Oryzias woworaeis is ontdekt in 2010 op een klein Indonesisch eiland Muna Island voor de zuidoostelijke kust van het eiland Sulawesi, Indonesië en is vernoemd naar haar ontdekker Dr. Daisy Wowor.
Door de mooie kleuren onderscheiden ze zich van alle andere rijstvisjes die eerder kleurloos en grijs zijn.
Ze zijn klein, ongeveer 3 – 4 cm, dit neemt echter niet weg dat ze op zijn minst een aquarium van 60 liter nodig hebben.

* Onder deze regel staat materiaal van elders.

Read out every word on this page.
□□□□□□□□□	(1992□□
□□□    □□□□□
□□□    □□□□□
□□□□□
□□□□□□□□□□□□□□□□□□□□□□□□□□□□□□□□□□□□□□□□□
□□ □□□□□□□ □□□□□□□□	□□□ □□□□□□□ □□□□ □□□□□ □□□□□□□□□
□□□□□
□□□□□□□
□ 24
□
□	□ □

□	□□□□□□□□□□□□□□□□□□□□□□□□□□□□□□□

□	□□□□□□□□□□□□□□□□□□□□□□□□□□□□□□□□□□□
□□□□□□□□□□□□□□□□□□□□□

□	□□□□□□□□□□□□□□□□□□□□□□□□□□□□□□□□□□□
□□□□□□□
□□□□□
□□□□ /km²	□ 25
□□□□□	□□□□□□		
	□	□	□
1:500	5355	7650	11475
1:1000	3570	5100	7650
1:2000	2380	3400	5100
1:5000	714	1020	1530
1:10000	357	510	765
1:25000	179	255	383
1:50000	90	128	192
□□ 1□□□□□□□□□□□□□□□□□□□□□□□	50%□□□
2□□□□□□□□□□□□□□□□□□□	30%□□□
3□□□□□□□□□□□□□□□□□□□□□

Ze hebben een mooie blauw / rode kleur naargelang de lichtinval. Mannetjes hebben fellere kleuren en een forse borst en een gerafelde’ aarsvin. Vrouwtjes zijn wat ronder van vorm.
Het zijn echte scholenvissen die met minimaal 8 stuks gehouden moeten worden, liefst nog veel meer.
Ze houden niet van een felle stroming.
Het aquarium moet veel planten bevatten en best ook heel wat Javamos.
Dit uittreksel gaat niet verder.